Benedicte and Anne



Name: Benedicte

Child: Anne, 14 months

Location: Manchester 

Expectations of Motherhood: Oddly enough I never really thought about what it would be like to have a baby in our lives. We prepared for Anne’s arrival, but I never really thought about what it would mean to have her around. I guess I had never really been a ‘baby’ person before Anne came along. I didn’t know very many kids and didn’t really know what they were about. Part of me also consciously resisted forming expectations.

Not having expectations was perhaps a strategy which meant I would be better able to cope with any situation. I just had this image of me as a little old woman visiting my grown-up kids and driving their partners crazy…I hope it will come true one day!

Reality of Motherhood: I completely underestimated the total upheaval involved in welcoming Anne into our lives. The first six months were tough. At first, everything revolves around baby – that’s something I had not anticipated. I liked looking after Anne, but found it hard to accept how much my life had changed; I resented how little freedom I had. 

When I began to let go of my ‘old’ life, it all became much nicer. I also started to feel more confident as a mum. By that point, I felt I knew Anne and I understood her a lot better, we shared a bond, we had a relationship.

Now, she is 14 months, it feels strange to recall these moments and write these sentences. We know each other so much better, we understand each other, we communicate and the love we share feels boundless.






Taking your child home for the first time: I remember the car journey. For some reason it felt like a huge deal to get Anne in her car seat and drive her back home. I was so focused on the car journey (!) – I don’t really remember what happened once we arrived!

The best/worst advice: The best advice was definitely ‘trust your instincts’; it helped me grow as a mum, made me more confident. 

‘Cut yourself some slack’ was another good one…though really hard to put in practice.

Worst advice: A book came highly recommended by one of our friends. It basically advised parents to abide by a strict routine from day 1. I still wonder how that’s even possible. Go with the flow is the best you can do!

The hardest parts of being a mother:
The tiredness is an obvious one, but I think it’s more the sense of commitment and responsibility that I sometimes find awesome (in all the different senses of the word!).



The best parts of being a mother: Getting to know that little person and building a relationship with her. But more than anything, the forceful experience of sheer love, this is truly special.

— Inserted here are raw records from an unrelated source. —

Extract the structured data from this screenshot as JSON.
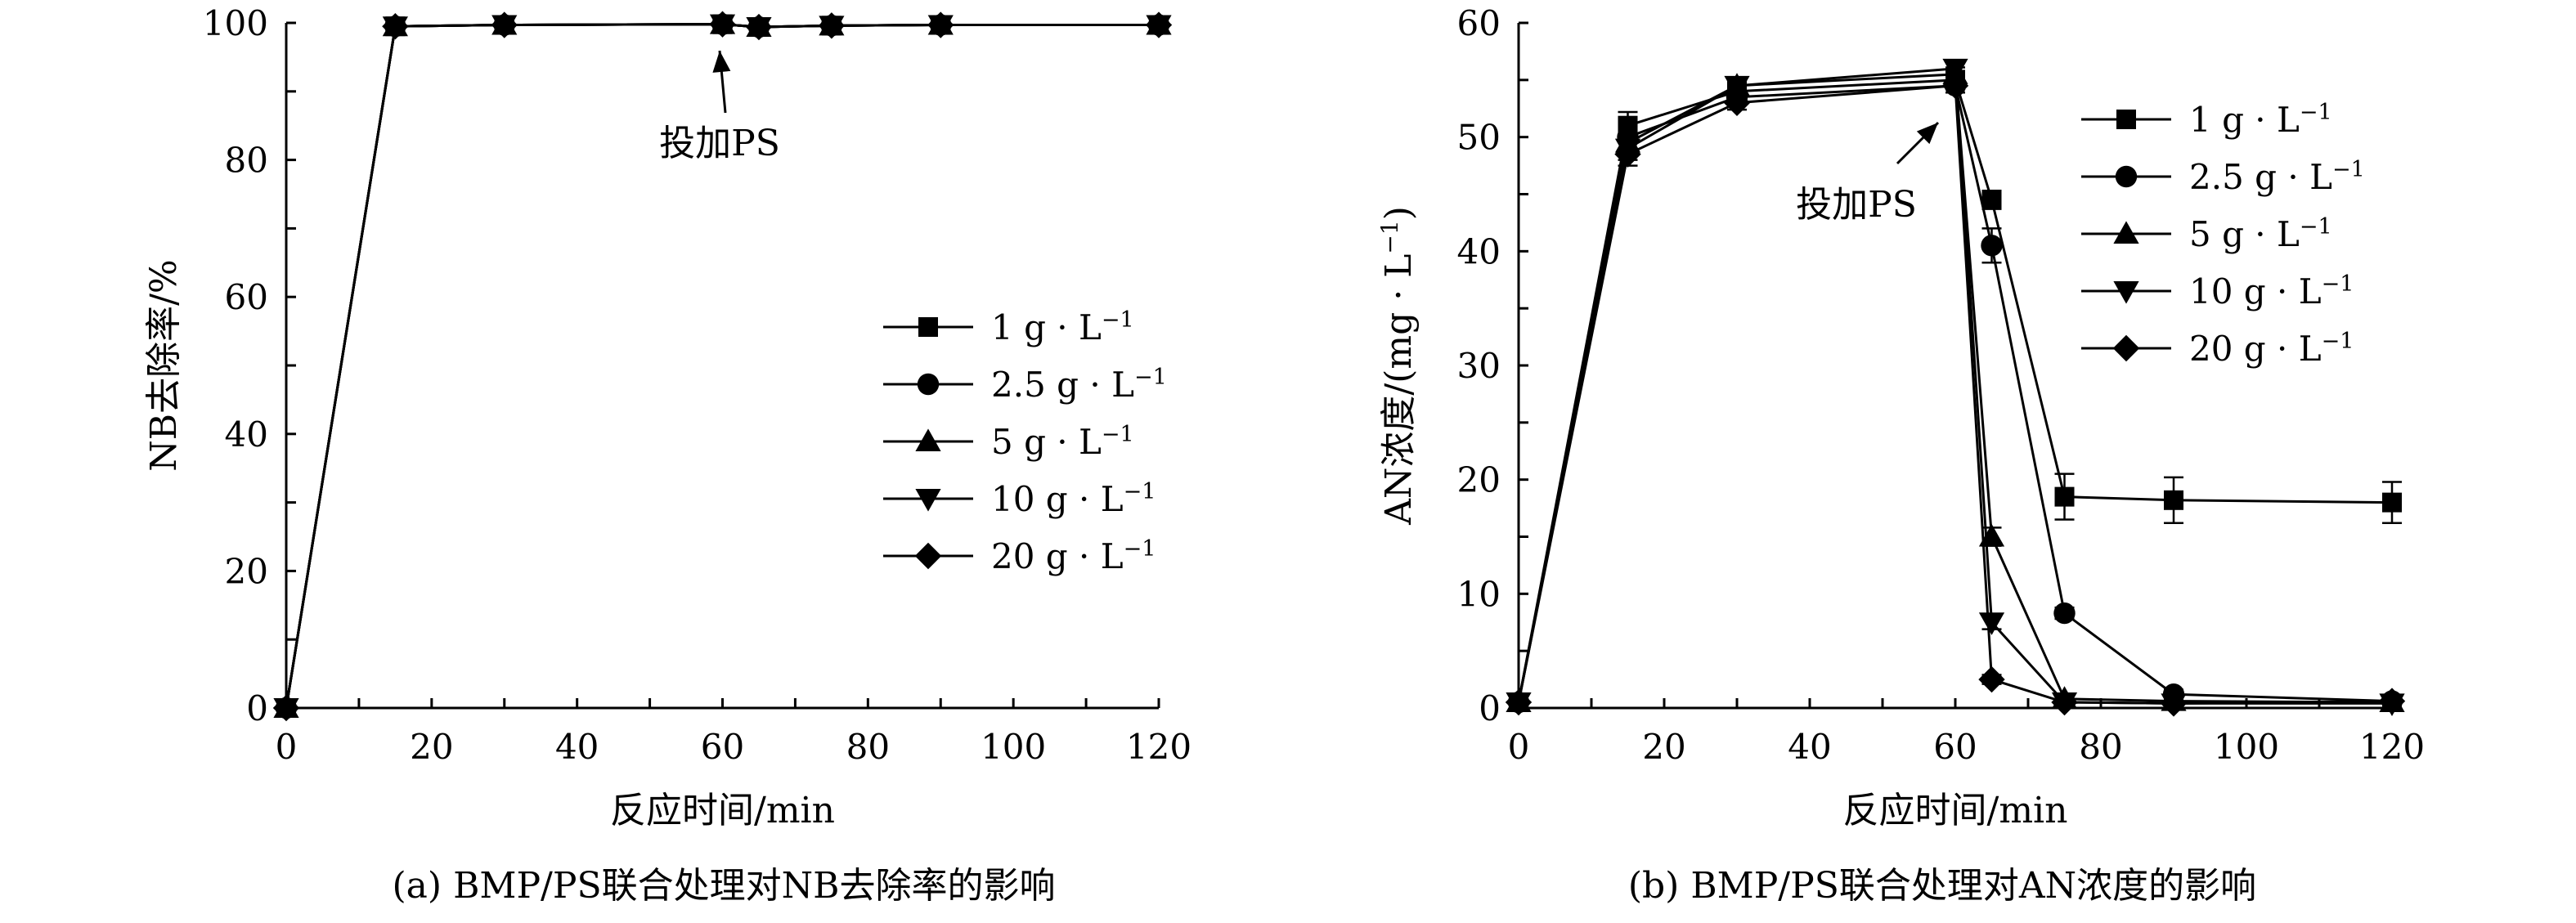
{
  "chart_data": [
    {
      "type": "line",
      "caption": "(a) BMP/PS联合处理对NB去除率的影响",
      "xlabel": "反应时间/min",
      "ylabel": "NB去除率/%",
      "xlim": [
        0,
        120
      ],
      "ylim": [
        0,
        100
      ],
      "xticks": [
        0,
        20,
        40,
        60,
        80,
        100,
        120
      ],
      "yticks": [
        0,
        20,
        40,
        60,
        80,
        100
      ],
      "grid": false,
      "legend_position": "middle-right",
      "annotation": {
        "text": "投加PS",
        "x": 60,
        "y": 100
      },
      "series": [
        {
          "name": "1 g · L",
          "marker": "square",
          "x": [
            0,
            15,
            30,
            60,
            65,
            75,
            90,
            120
          ],
          "y": [
            0,
            99.5,
            99.7,
            99.8,
            99.4,
            99.6,
            99.7,
            99.7
          ]
        },
        {
          "name": "2.5 g · L",
          "marker": "circle",
          "x": [
            0,
            15,
            30,
            60,
            65,
            75,
            90,
            120
          ],
          "y": [
            0,
            99.5,
            99.7,
            99.8,
            99.4,
            99.6,
            99.7,
            99.7
          ]
        },
        {
          "name": "5 g · L",
          "marker": "triangle-up",
          "x": [
            0,
            15,
            30,
            60,
            65,
            75,
            90,
            120
          ],
          "y": [
            0,
            99.5,
            99.7,
            99.8,
            99.4,
            99.6,
            99.7,
            99.7
          ]
        },
        {
          "name": "10 g · L",
          "marker": "triangle-down",
          "x": [
            0,
            15,
            30,
            60,
            65,
            75,
            90,
            120
          ],
          "y": [
            0,
            99.5,
            99.7,
            99.8,
            99.4,
            99.6,
            99.7,
            99.7
          ]
        },
        {
          "name": "20 g · L",
          "marker": "diamond",
          "x": [
            0,
            15,
            30,
            60,
            65,
            75,
            90,
            120
          ],
          "y": [
            0,
            99.5,
            99.7,
            99.8,
            99.4,
            99.6,
            99.7,
            99.7
          ]
        }
      ]
    },
    {
      "type": "line",
      "caption": "(b) BMP/PS联合处理对AN浓度的影响",
      "xlabel": "反应时间/min",
      "ylabel_main": "AN浓度/(mg · L",
      "ylabel_close": ")",
      "superscript": "−1",
      "xlim": [
        0,
        120
      ],
      "ylim": [
        0,
        60
      ],
      "xticks": [
        0,
        20,
        40,
        60,
        80,
        100,
        120
      ],
      "yticks": [
        0,
        10,
        20,
        30,
        40,
        50,
        60
      ],
      "grid": false,
      "legend_position": "top-right",
      "annotation": {
        "text": "投加PS",
        "x": 60,
        "y": 55
      },
      "series": [
        {
          "name": "1 g · L",
          "marker": "square",
          "x": [
            0,
            15,
            30,
            60,
            65,
            75,
            90,
            120
          ],
          "y": [
            0.5,
            51.0,
            54.0,
            55.0,
            44.5,
            18.5,
            18.2,
            18.0
          ],
          "err": [
            0,
            1.2,
            0.8,
            0.8,
            0.8,
            2.0,
            2.0,
            1.8
          ]
        },
        {
          "name": "2.5 g · L",
          "marker": "circle",
          "x": [
            0,
            15,
            30,
            60,
            65,
            75,
            90,
            120
          ],
          "y": [
            0.5,
            50.0,
            53.5,
            54.5,
            40.5,
            8.3,
            1.2,
            0.6
          ],
          "err": [
            0,
            1.0,
            0.6,
            0.6,
            1.5,
            0.5,
            0.4,
            0.3
          ]
        },
        {
          "name": "5 g · L",
          "marker": "triangle-up",
          "x": [
            0,
            15,
            30,
            60,
            65,
            75,
            90,
            120
          ],
          "y": [
            0.5,
            49.5,
            54.5,
            55.5,
            15.0,
            0.8,
            0.6,
            0.5
          ],
          "err": [
            0,
            1.0,
            0.6,
            0.6,
            0.8,
            0.3,
            0.2,
            0.2
          ]
        },
        {
          "name": "10 g · L",
          "marker": "triangle-down",
          "x": [
            0,
            15,
            30,
            60,
            65,
            75,
            90,
            120
          ],
          "y": [
            0.5,
            49.0,
            54.5,
            56.0,
            7.5,
            0.5,
            0.4,
            0.4
          ],
          "err": [
            0,
            1.0,
            0.6,
            0.6,
            0.6,
            0.2,
            0.2,
            0.2
          ]
        },
        {
          "name": "20 g · L",
          "marker": "diamond",
          "x": [
            0,
            15,
            30,
            60,
            65,
            75,
            90,
            120
          ],
          "y": [
            0.5,
            48.5,
            53.0,
            54.5,
            2.5,
            0.5,
            0.4,
            0.6
          ],
          "err": [
            0,
            1.0,
            0.6,
            0.6,
            0.4,
            0.2,
            0.2,
            0.2
          ]
        }
      ]
    }
  ]
}
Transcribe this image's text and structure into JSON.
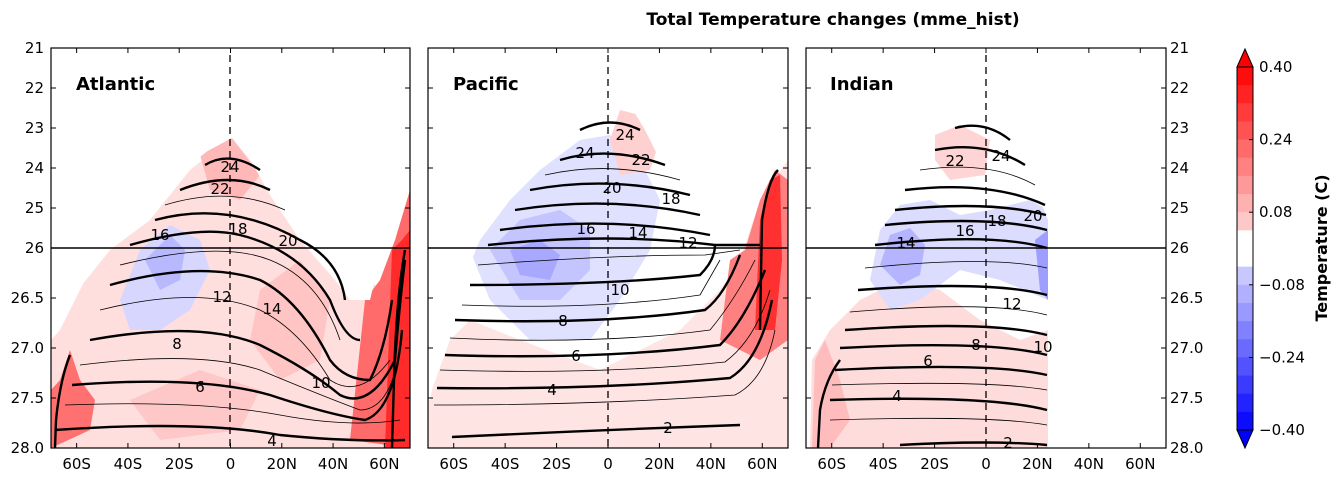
{
  "chart_data": {
    "type": "contour",
    "title": "Total Temperature changes (mme_hist)",
    "y_axis": {
      "ticks_upper": [
        "21",
        "22",
        "23",
        "24",
        "25",
        "26"
      ],
      "ticks_lower": [
        "26",
        "26.5",
        "27.0",
        "27.5",
        "28.0"
      ],
      "range_upper": [
        21,
        26
      ],
      "range_lower": [
        26,
        28
      ],
      "inverted": true
    },
    "x_axis": {
      "ticks": [
        "60S",
        "40S",
        "20S",
        "0",
        "20N",
        "40N",
        "60N"
      ],
      "tick_values": [
        -60,
        -40,
        -20,
        0,
        20,
        40,
        60
      ],
      "range": [
        -70,
        70
      ]
    },
    "colorbar": {
      "label": "Temperature (C)",
      "range": [
        -0.4,
        0.4
      ],
      "tick_labels": [
        "0.40",
        "0.24",
        "0.08",
        "−0.08",
        "−0.24",
        "−0.40"
      ],
      "tick_values": [
        0.4,
        0.24,
        0.08,
        -0.08,
        -0.24,
        -0.4
      ],
      "levels": [
        -0.4,
        -0.36,
        -0.32,
        -0.28,
        -0.24,
        -0.2,
        -0.16,
        -0.12,
        -0.08,
        -0.04,
        0,
        0.04,
        0.08,
        0.12,
        0.16,
        0.2,
        0.24,
        0.28,
        0.32,
        0.36,
        0.4
      ]
    },
    "panels": [
      {
        "name": "Atlantic",
        "contour_labels": [
          "24",
          "22",
          "16",
          "18",
          "20",
          "12",
          "14",
          "8",
          "6",
          "10",
          "4"
        ],
        "dome_top": [
          [
            -10,
            28
          ],
          [
            -5,
            25.4
          ],
          [
            0,
            23.4
          ],
          [
            10,
            24.8
          ],
          [
            30,
            26.6
          ],
          [
            45,
            27.5
          ],
          [
            55,
            27.4
          ],
          [
            62,
            26.0
          ],
          [
            68,
            25.1
          ],
          [
            70,
            23.3
          ]
        ]
      },
      {
        "name": "Pacific",
        "contour_labels": [
          "24",
          "24",
          "22",
          "20",
          "18",
          "16",
          "14",
          "12",
          "10",
          "8",
          "6",
          "4",
          "2"
        ],
        "dome_top": [
          [
            -65,
            28
          ],
          [
            -45,
            26.8
          ],
          [
            -20,
            25.0
          ],
          [
            0,
            23.4
          ],
          [
            10,
            22.4
          ],
          [
            30,
            25.2
          ],
          [
            50,
            26.0
          ],
          [
            60,
            25.0
          ],
          [
            65,
            24.2
          ],
          [
            70,
            24.0
          ]
        ]
      },
      {
        "name": "Indian",
        "contour_labels": [
          "22",
          "24",
          "18",
          "20",
          "16",
          "14",
          "12",
          "8",
          "10",
          "6",
          "4",
          "2"
        ],
        "dome_top": [
          [
            -65,
            28
          ],
          [
            -45,
            27.0
          ],
          [
            -30,
            25.0
          ],
          [
            -10,
            23.2
          ],
          [
            5,
            23.6
          ],
          [
            15,
            24.6
          ],
          [
            23,
            26.0
          ],
          [
            23,
            28.0
          ]
        ]
      }
    ]
  }
}
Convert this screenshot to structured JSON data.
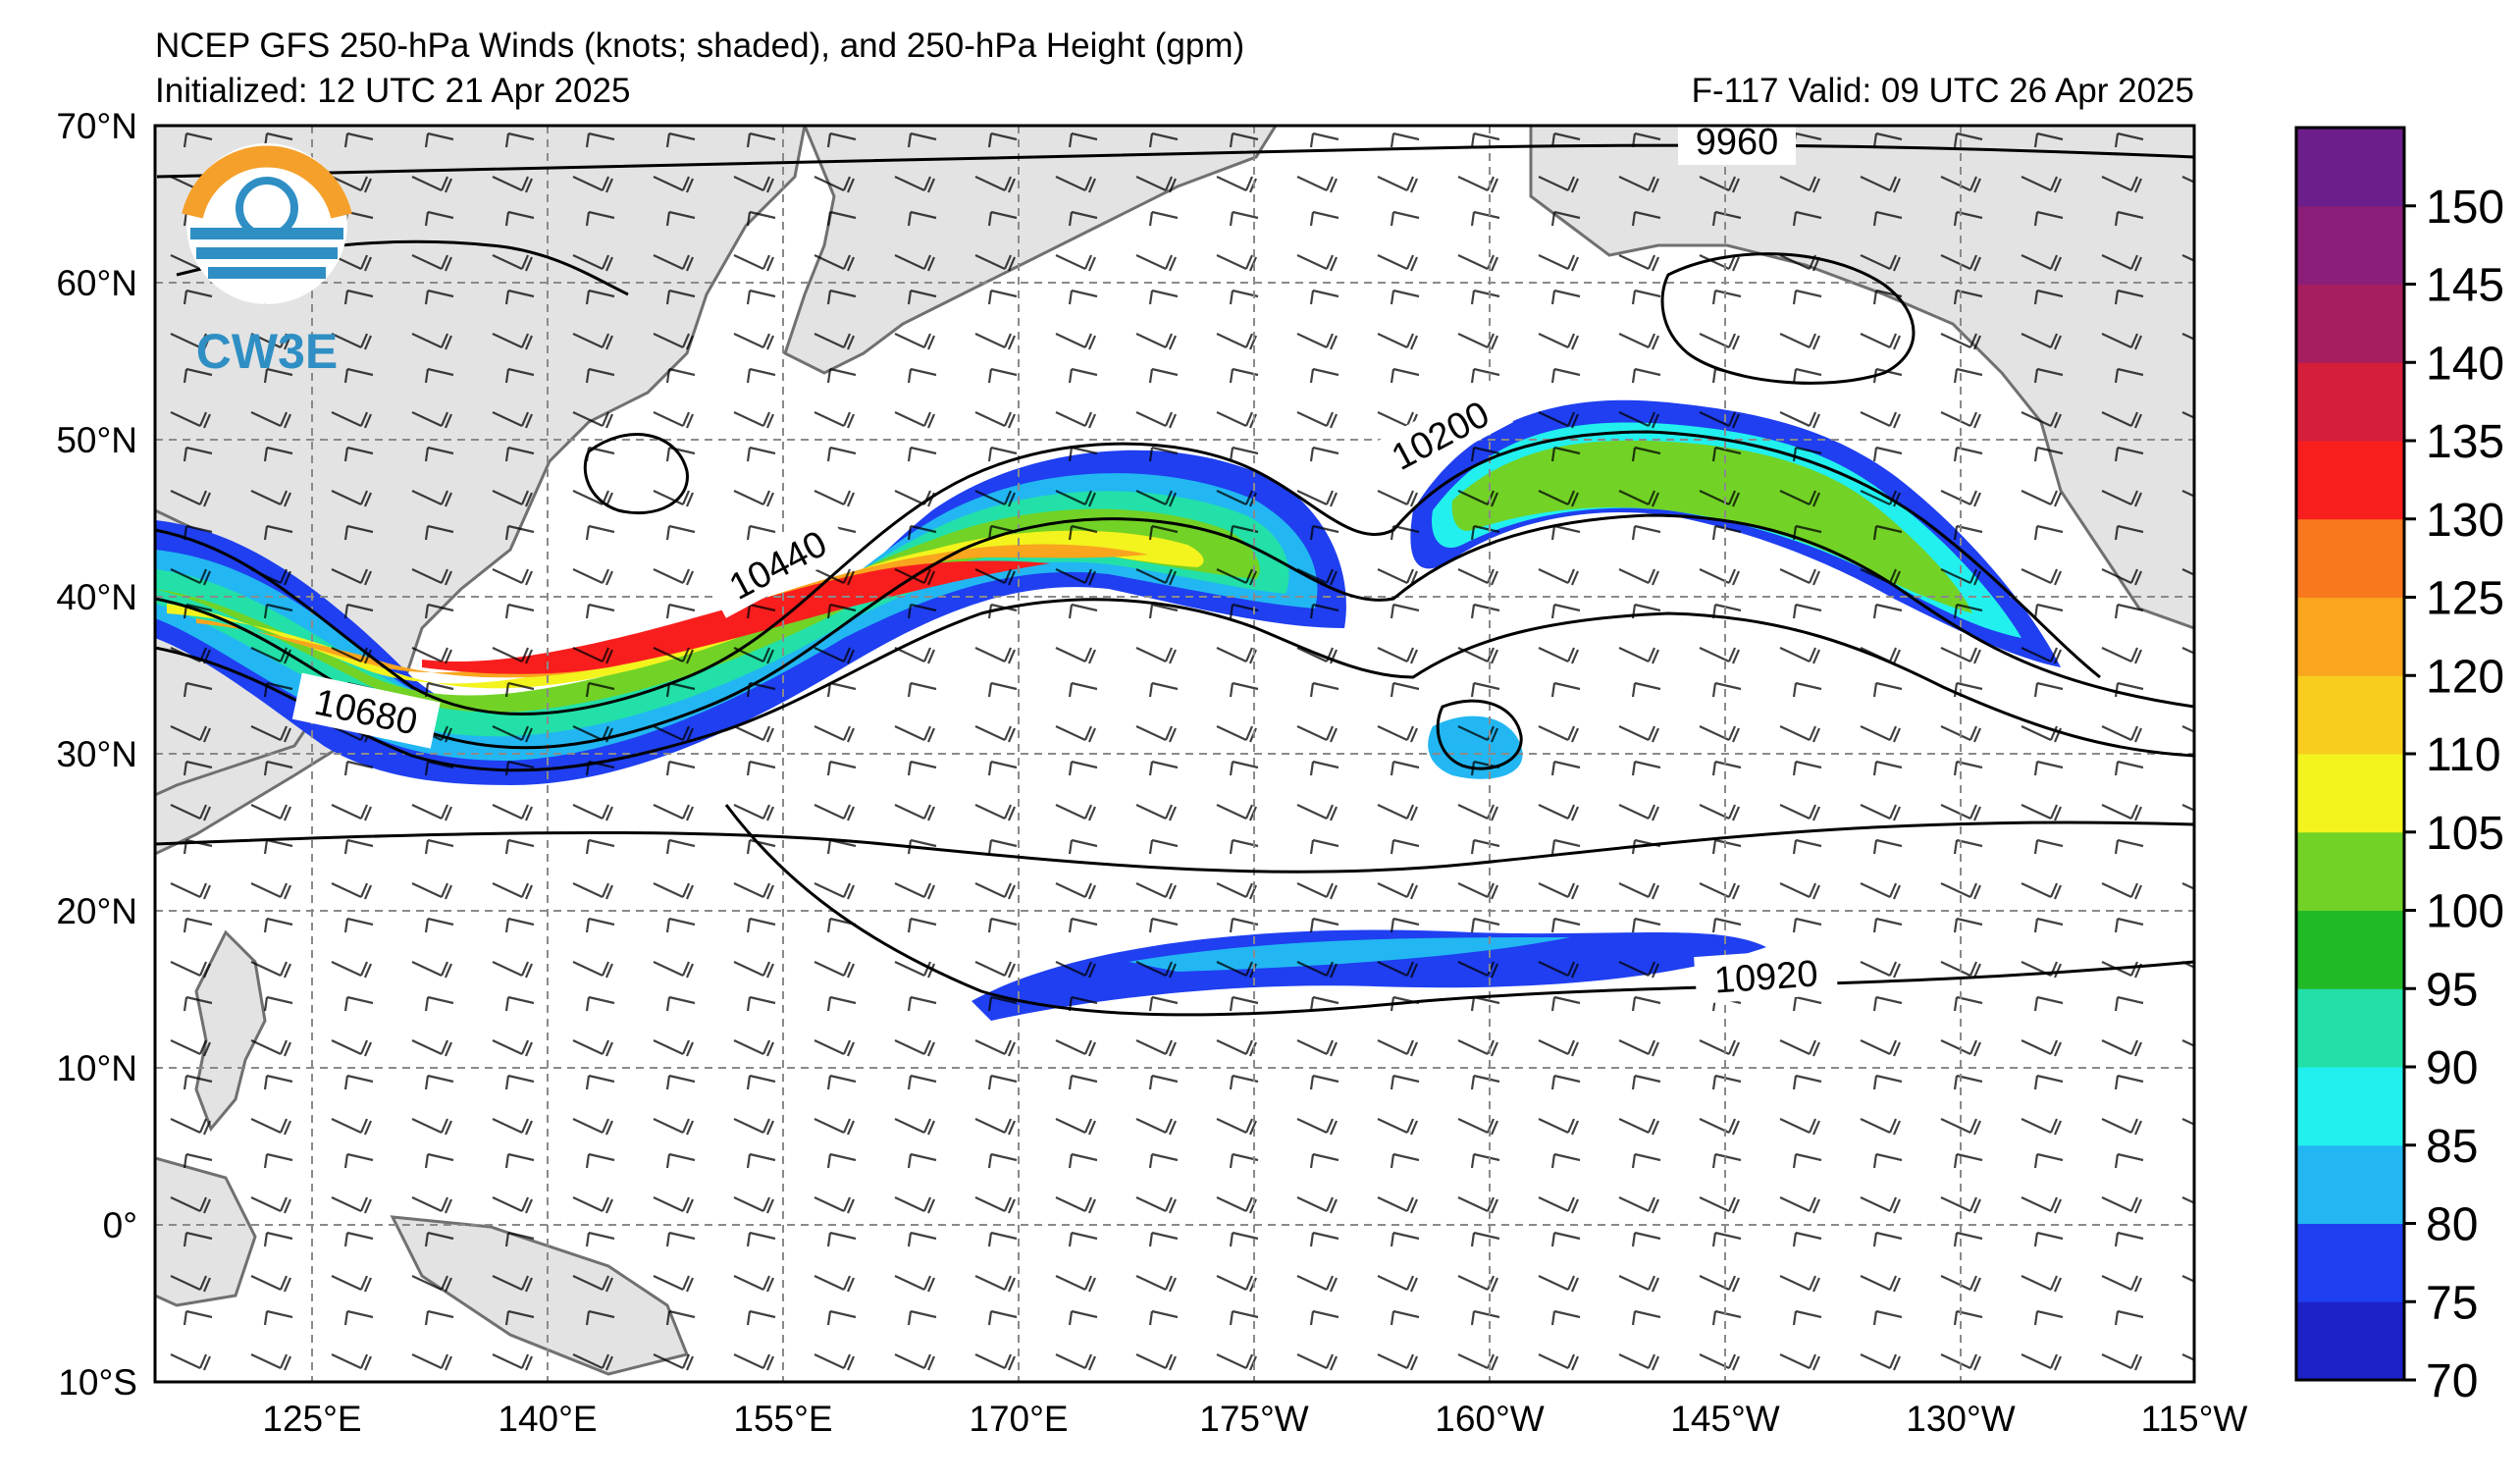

Has becoming a mother changed you? For me, being a parent is making a lifelong (and beyond) commitment to your child. This commitment is life changing and it impacts on my day-to-day activities, but also impacts on the long-term decisions I make. I like to think I am still the same person (albeit wiser), but a person with an unalienable commitment which informs my entire life.




Hopes for your family: 
First I hope we can all remain in good health. I also hope we are all able to pursue our individual goals whilst staying united.

What advice would you offer to new and expectant mums: Being a new mum can be a lonely experience (especially when your family is not around and your friends don’t have kids!) so try and find other expectant/new mums to share your experience with, you’ll make new friends and so will your child.